There’s a problem a lot of interactive immersive shows have. How do you square the circle of:
a) guests want to feel competent or, if they make a mistake, like they weren’t just ignorant.
b) guests want to enter another world unlike our own.
It’s hard. Within the Come Bargain trilogy, there are seven types of Uncanny Thing (supernatural beings) which guests might want to summon, and that’s just a small part of our specialised world of invoking, bargaining, offering, and the wyrd. How do we do it?
The world is like this one, but…
Guests at an interactive immersive show will always come from our reality. Therefore the closer your norms are to it, the easier life will be.
In Le Guin’s The Day Before The Revolution, she describes a sci-fi anarchist community where people freely choose not to wear clothes. Sci-fi interactive immersive shows would frown upon this as an audience choice. Other norms of language (English), culture (we do not share cups when we drink), knowledge (we know more of fascism than of Shinto), and so on are similarly usually kept the same.
In Come Bargain shows, the world is “ours, but with uncanny things”. Human society looks more or less the same. We reinforce this with design - yes, there are warning posters about Uncanny Things, but they look like warning posters you see every day reminding you to wash your hands, or look out for pickpockets. The design says “welcome to this world. There’s weird stuff in it, but it feels normal.”
This applies similarly to specific knowledge to confidently navigate the world.
How little knowledge can you get away with?
That paragraph above starting “It’s hard” contains almost every word with an unusual meaning we use during the show. That’s a deliberately small list.
You’ll notice that almost all of them have an obvious meaning. ‘Offering’ means ‘giving a gift to a supernatural being’. ‘Bargaining’ means ‘making a deal (with a supernatural being)’. The wyrd is a harder word, but we use it often in the first fifteen minutes of the show to make its meaning clear.

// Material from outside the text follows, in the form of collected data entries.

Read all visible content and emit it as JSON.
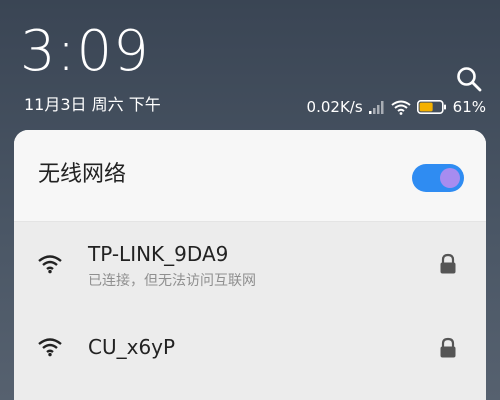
{
  "status": {
    "time": "3:09",
    "date": "11月3日 周六 下午",
    "net_speed": "0.02K/s",
    "battery_percent": "61%",
    "battery_level": 0.61
  },
  "wifi_panel": {
    "title": "无线网络",
    "toggle_on": true,
    "accent_color": "#2f8cf2",
    "networks": [
      {
        "ssid": "TP-LINK_9DA9",
        "status": "已连接，但无法访问互联网",
        "secured": true
      },
      {
        "ssid": "CU_x6yP",
        "status": "",
        "secured": true
      }
    ]
  },
  "icons": {
    "search": "search-icon",
    "signal": "cell-signal-icon",
    "wifi_status": "wifi-icon",
    "battery": "battery-icon",
    "network": "wifi-signal-icon",
    "lock": "lock-icon"
  }
}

‘Wyrd’ means ‘all the weird stuff in this world - supernatural creatures and phenomena’. It’s a loose, catch-all term that guests can use (and feel clever), but also one that doesn’t need much definition.
The challenge comes with those seven types of Uncanny Thing. Guests need to use that knowledge - is it better to get a bastion or a hellkin? - so how do you help, beyond instructional posters?
Make the weird familiar (navigation by vibes)
All seven types of Uncanny Thing are well-established archetypes, and the clue’s usually in the name.
Fey are similar to fey, tricksters in the tradition of sprites and so on. Hellkin are like devils, bastions like angels. Primordials are slow elemental spirits, kelpies a force of violence, and boatmen are psychopomps, like Charon punting across the Styx. Even the invented-by-me Nachkinder are quickly sketched out as ‘flickering, nervous beings that have a clear sense of the future’. All of them have clear information cards - punchy, catchy summaries of what they are, what they’re good at, and how they’re a problem to deal with.
There’s a vocabulary guests can pick up, but it feels familiar. Backstage, we don’t have strict definitions of what each Uncanny Thing can do - yes, the way they respond to commands is distinct, but the delineation between them is similarly focused on archetype and feeling rather than strict mathematics and rules.
The point is not for a guest to feel they’ve mastered it after coming a second time (or, in the case of some Punchdrunk shows, a dozen times). They need to come in and have a good time straight away.
Make it teachable
An iconic moment of interactive immersive theatre (for me) is watching people learn economic theory during Crisis? What Crisis? They’ve come to play as a collapsing Labour government, decided to help run the economy, and an actor-facilitator (usually Zoe Flint) has to explain how inflation works, and what makes it go up and down.
It was, as a 20-something year old, the first time I ever felt I truly understood the concept. The explanation was short, characterful, and enough to work with. It then got deeper as the show went on.
If you first encounter fey, hellkin, and bastion, then you can learn ‘all these things are archetypes’. Then you can meet kelpies, primordials, and nachkinder happily, while awaiting the arrival of a boatman.
Also, there’s a performer on-hand who can explain the concepts quickly, flavourfully, and clearly if needed.
Finally
Don’t let there be right answers.
By having loose definitions, there’s a lot of room for guests to say “we want to set something on fire, and we could use a hellkin or primordial, but what happens if we use a bastion?” The Uncanny Thing-facilitator can then shift it to a purging, righteous flame, and the guests’ ingenuity is easily rewarded. There’s not a wrong answer, just as in our own world.
I’ve seen shows with strict tracks where unexpected answers at minimum throw a spanner in the works, and at worst forcibly limit guest creativity. This is an especial curse of mystery-based shows, where there must be a right answer for the mystery to work…
The answer there is probably character-driven, but for now, I hope that’s an insight into the ways you’ll get to meet an entirely new world of supernatural beings, strange deals, and not too much strange vocabulary.